L’infezione però può essere trasmessa in questa fase di latenza in cui il soggetto non ha sintomi evidenti e favorire quindi la diffusione della malattia.
Talvolta è sufficiente che vi sia un calo delle difese immunitarie per permettere al virus latente di tornare invece attivo ed aggressivo.
In questo caso si manifesta la malattia vera e propria con sintomi spesso specifici addirittura di organi o tessuti a seconda del virus infettante.
Uno di questi esempi molto noto è il virus dell’herpes che rimane inattivo nelle nostre cellule anche per anni per poi ripresentarsi con sintomi di malattia in occasione di stress, affaticamento fisico, malattie concomitanti etc.
Per quanto concerne invece le terapie, in questi ultimi giorni sono diventate ufficiali ed inviate, le linee guida al personale sanitario con le indicazioni delle cure (domiciliari) per le persone con infezione COVID-19.
L’obbiettivo primario di questi consigli è quello di limitare gli accessi ospedalieri se non ai casi di reale bisogno.
Premesso che la diagnosi definitiva si ottiene con il tampone molecolare (i test antigenici hanno comunque raggiunto oggi un accettabile attendibilità), sono stati consigliati come trattamenti dei sintomi a domicilio, abbondante idratazione (bere), corretta alimentazione, in presenza di tosse sedativi ed auto-pronazione, in caso di febbre paracetamolo.
Trattamenti specifici (sotto controllo medico): terapia steroidea e profilassi antitrombotica. Sconsigliato l’uso di antibiotici mentre l’utilizzo di ossigeno e le terapie in soggetti con altre patologie vanno naturalmente inquadrate dal medico.
Molto utile come sempre la valutazione della temperatura corporea con soglia da attenzionare a 37,5° e la valutazione della saturazione (saturimetro) dell’emoglobina per l’ossigeno con soglia inferiore al 94%.
Vale la pena infine di ribadire l’utilizzo delle vaccinazioni: la vaccinazione antinfluenzale ha dimostrato di ridurre la mortalità e le ospedalizzazioni per soggetti oltre i 65 anni.

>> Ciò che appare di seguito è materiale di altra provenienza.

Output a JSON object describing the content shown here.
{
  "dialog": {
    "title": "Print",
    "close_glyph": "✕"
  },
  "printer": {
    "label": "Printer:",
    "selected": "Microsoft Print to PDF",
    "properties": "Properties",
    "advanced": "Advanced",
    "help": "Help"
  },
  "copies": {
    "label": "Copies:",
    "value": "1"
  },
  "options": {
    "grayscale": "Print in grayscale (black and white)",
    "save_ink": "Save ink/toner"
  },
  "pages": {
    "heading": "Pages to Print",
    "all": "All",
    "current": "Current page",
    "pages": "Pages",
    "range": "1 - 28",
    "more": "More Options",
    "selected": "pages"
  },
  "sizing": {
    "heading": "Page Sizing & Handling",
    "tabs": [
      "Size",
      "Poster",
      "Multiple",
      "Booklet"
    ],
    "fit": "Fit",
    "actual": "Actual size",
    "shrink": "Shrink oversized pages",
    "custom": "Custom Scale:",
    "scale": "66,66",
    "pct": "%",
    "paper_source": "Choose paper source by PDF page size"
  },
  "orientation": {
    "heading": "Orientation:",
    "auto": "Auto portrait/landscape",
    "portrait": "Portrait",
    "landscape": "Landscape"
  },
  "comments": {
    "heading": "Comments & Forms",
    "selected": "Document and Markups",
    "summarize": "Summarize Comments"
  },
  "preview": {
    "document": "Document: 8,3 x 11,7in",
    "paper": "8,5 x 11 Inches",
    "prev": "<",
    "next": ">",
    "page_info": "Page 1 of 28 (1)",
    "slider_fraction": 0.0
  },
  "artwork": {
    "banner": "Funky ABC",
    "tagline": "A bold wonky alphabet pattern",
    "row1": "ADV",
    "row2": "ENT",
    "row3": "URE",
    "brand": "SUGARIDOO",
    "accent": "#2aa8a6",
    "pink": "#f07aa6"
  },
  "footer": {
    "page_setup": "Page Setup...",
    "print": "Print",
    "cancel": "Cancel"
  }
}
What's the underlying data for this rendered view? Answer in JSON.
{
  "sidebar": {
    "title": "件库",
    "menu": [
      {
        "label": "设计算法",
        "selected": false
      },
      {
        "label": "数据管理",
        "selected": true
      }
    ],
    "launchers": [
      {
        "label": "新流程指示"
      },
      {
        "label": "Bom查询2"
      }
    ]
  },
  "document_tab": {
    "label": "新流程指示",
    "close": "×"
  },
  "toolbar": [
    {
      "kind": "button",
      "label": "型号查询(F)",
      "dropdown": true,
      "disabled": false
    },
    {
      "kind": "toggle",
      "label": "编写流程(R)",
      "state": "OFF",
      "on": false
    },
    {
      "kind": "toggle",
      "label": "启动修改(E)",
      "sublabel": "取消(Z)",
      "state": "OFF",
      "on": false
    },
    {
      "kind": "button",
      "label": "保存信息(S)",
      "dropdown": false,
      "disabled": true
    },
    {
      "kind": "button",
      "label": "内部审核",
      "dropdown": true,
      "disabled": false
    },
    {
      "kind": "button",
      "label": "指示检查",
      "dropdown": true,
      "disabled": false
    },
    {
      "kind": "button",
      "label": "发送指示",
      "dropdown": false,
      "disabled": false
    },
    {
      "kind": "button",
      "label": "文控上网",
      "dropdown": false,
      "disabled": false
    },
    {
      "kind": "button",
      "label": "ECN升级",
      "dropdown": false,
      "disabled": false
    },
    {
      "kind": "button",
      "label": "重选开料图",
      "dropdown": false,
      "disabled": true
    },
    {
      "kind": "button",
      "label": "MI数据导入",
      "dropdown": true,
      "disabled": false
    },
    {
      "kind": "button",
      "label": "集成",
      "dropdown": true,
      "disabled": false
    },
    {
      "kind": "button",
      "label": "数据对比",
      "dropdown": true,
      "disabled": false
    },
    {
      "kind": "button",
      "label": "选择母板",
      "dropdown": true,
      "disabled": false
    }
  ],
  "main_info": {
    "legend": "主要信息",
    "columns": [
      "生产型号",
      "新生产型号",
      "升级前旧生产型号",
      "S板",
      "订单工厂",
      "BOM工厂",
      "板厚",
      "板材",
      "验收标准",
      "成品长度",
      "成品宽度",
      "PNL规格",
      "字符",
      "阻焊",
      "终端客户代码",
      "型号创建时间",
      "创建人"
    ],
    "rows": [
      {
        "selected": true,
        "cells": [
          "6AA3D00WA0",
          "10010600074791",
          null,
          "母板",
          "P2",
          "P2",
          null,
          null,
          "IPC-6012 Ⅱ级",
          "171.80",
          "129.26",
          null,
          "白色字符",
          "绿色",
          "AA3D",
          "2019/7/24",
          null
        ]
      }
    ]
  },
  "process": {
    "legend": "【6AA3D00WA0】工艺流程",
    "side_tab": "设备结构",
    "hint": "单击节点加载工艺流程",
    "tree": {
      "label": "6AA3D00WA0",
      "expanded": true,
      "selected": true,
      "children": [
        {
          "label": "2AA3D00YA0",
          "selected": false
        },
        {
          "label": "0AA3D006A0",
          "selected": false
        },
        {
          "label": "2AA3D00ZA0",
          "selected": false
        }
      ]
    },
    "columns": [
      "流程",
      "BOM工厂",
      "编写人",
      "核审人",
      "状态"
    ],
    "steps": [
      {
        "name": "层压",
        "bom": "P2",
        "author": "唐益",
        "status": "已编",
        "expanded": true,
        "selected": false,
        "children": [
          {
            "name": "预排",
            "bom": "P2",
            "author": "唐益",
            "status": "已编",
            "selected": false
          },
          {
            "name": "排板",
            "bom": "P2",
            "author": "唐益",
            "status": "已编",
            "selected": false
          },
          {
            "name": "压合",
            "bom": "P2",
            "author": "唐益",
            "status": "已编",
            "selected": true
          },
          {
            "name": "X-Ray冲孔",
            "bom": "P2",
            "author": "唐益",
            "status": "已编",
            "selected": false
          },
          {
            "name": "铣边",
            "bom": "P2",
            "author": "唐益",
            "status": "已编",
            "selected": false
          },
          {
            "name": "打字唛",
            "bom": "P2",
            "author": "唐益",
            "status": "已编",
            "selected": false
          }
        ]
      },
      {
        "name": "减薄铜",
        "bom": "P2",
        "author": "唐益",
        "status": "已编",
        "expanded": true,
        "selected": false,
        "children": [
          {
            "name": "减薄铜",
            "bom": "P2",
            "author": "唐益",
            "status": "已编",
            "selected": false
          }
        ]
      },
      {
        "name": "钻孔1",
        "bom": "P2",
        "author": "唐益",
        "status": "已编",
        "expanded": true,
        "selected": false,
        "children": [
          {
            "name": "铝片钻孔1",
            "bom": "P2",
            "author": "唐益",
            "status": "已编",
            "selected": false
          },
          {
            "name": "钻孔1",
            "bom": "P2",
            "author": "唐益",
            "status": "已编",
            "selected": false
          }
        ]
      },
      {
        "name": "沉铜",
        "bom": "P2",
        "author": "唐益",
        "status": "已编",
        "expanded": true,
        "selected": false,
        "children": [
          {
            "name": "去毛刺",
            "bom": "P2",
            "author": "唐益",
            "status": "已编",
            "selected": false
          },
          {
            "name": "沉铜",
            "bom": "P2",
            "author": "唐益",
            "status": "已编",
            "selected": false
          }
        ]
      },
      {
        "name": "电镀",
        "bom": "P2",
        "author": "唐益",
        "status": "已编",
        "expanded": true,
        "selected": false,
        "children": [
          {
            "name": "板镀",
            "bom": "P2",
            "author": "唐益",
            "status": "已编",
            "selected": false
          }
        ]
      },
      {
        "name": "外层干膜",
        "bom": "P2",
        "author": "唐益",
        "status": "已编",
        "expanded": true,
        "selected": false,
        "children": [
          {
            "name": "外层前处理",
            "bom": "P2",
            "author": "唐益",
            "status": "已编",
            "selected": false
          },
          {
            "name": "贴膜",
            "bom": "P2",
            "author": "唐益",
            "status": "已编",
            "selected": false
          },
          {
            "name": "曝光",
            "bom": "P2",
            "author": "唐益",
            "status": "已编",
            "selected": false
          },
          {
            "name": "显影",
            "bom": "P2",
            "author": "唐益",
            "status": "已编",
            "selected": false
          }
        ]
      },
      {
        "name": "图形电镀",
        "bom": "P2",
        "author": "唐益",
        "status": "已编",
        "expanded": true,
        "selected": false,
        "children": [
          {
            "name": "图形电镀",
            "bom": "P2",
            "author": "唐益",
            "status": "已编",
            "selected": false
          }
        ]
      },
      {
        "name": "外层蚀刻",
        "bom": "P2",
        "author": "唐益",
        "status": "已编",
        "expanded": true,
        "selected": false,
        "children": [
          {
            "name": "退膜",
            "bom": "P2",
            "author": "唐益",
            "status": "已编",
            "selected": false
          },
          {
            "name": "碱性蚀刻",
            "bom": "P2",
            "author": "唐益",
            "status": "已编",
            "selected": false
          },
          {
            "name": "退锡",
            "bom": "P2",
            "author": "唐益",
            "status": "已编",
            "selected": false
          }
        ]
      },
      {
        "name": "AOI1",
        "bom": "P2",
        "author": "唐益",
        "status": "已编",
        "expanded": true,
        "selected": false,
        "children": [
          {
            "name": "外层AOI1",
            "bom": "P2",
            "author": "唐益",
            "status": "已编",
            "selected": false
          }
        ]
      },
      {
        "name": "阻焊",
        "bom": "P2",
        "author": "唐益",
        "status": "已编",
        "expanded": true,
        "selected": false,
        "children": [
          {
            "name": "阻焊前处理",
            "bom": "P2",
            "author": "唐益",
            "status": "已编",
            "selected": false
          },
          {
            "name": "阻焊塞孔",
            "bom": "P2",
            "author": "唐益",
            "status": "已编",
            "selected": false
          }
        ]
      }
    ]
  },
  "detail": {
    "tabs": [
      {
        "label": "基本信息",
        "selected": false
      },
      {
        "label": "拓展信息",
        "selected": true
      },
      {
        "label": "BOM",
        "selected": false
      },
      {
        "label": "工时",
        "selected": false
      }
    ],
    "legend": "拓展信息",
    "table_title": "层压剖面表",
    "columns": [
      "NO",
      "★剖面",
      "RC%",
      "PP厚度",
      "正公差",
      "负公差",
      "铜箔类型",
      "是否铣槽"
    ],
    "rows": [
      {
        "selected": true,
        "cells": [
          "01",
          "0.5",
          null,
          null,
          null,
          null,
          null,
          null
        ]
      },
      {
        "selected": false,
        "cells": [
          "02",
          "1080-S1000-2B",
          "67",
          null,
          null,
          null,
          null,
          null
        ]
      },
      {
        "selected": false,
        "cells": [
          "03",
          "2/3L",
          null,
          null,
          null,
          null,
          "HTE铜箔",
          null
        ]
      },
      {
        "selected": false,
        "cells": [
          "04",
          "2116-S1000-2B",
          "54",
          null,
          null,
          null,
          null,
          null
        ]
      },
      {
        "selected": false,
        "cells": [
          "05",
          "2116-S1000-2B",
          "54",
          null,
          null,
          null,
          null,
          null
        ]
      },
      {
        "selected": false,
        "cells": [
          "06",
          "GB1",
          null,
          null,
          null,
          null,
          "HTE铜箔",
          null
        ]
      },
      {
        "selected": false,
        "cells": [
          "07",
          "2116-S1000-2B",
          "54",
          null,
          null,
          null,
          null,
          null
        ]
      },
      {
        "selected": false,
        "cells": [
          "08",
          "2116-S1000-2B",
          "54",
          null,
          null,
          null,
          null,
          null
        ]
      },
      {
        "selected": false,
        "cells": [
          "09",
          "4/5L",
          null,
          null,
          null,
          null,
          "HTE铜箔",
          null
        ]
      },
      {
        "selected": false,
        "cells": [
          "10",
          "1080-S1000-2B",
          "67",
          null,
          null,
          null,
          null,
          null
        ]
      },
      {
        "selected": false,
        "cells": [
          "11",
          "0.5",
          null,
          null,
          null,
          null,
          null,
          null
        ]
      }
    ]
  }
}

Raccomandazione quindi a vaccinarsi per tutti i soggetti oltre i 60 anni oltre che per quelli a rischio per patologie acquisite.
La vaccinazione anti pneucoccica è fortemente consigliata nei soggetti dai 65 anni in su e per quei soggetti a rischio per patologie acquisite.
Entrambe le vaccinazioni possono essere somministrate su indicazioni del medico (valutazione dello stato di salute del soggetto, eventuali allergie, etc.)